Bu ekolden ortaya çıkan regresyon terapisi ise bahsedilen bilinçdışı uyaranların ve geçmişte yaşanılan bazı anıların gün yüzüne çıkarılmasını sağlayarak, bunların sebep olduğu rahatsızlıkları ortadan kaldırmayı amaçlar.
Bu terapi yönteminde terapistler, danışanın geçmişte yaşadığı bazı önemli anıların bilinçaltında şimdiki yaşanılan sorunlara sebep olabilecek anlamda kaydedildiğini düşünür. Tabi bu durum yaşanılan her psikolojik sorun için geçerli değildir. Özellikle fobiler, yakınlık korkuları, depresyon, anksiyete ve diğer türdeki durum ve olaylar hakkındaki endişelerde etkili olduğu düşünülür.
Regresyon terapisinin ana mantığı, geçmişte yaşanılan olumsuz anıları hipnotik veya benzeri yöntemlere hafızadan silmek değil, yaşanılan bu anıların bilinçaltımızda meydana getirdiği kötü enerjilerini ve anlamsal karşılıklarını ortadan kaldırmaktır. Anılar hafızadan silinmez ancak kişide uyandırdığı duygular hafifletilir ve neden olduğu psikolojik problem tedavi edilir.

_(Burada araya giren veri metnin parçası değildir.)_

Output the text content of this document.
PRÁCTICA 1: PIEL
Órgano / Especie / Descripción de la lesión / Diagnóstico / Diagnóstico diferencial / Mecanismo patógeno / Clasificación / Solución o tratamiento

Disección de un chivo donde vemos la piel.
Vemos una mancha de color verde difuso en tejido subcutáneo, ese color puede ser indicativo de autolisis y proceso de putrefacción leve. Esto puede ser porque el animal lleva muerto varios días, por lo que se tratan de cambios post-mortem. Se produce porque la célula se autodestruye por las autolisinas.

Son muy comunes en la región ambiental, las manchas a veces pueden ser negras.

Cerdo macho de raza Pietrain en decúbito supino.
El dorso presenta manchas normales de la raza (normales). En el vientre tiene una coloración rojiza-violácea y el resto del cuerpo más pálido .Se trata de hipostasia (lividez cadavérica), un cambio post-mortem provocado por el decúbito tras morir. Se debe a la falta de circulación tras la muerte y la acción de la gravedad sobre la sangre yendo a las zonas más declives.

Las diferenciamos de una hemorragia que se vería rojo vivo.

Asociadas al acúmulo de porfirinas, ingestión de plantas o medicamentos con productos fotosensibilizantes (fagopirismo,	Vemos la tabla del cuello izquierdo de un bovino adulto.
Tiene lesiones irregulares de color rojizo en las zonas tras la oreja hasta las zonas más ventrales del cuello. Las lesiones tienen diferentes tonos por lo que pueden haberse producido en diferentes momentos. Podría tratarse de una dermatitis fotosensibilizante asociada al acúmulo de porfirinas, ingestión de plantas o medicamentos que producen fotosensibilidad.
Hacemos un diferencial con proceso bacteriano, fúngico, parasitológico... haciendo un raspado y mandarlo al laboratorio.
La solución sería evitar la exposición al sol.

Bu terapi türünün uygulanması da diğer terapi türlerinde olduğu gibi uzman kişiler tarafından uygulanmaya ihtiyaç duyar. Psikoloji lisansını tamamlamış ve ayriyeten regresyon terapisine özgü belirli eğitimlerden geçmiş kişiler tarafından yapılması gerekir. Aksi durumda terapi yapılırken danışan trans halinde olacağından işin uzmanları olmayan kişiler tarafından yanlış yönlendirmelerle bilinçaltında yeni sahte anılar oluşturabilmekte, gün yüzüne çıkan diğer önemli anılarsa baş edilmesi gereken yeni psikolojik sorunlar ortaya çıkarabilmektedir. Ayrıca regresyon terapisi her psikolojik vakanın çözümlenmesinde kullanılmadığı gibi danışanın yaş aralığı, kronik rahatsızlıkları, zihinsel durumu gibi kendine has kriterleri de mevcuttur. Bu kriterlerin tanımlanamadığı danışanda regresyon terapisi uygulanmaz. Danışanın terapi süresince içinde bulunduğu yoğun enerji ve bilinç kaybı bu kriterlerin dışında uygulama yapıldığı zaman geri dönülemeyecek fiziksel sorunlara da yol açabilmektedir. Karar, uygulama, sonuç aşamalarının her biri ayrı bir öneme sahip olan regresyon terapisinde, alanında uzman kişilere baş vurmak da oldukça önemli ve kritiktir.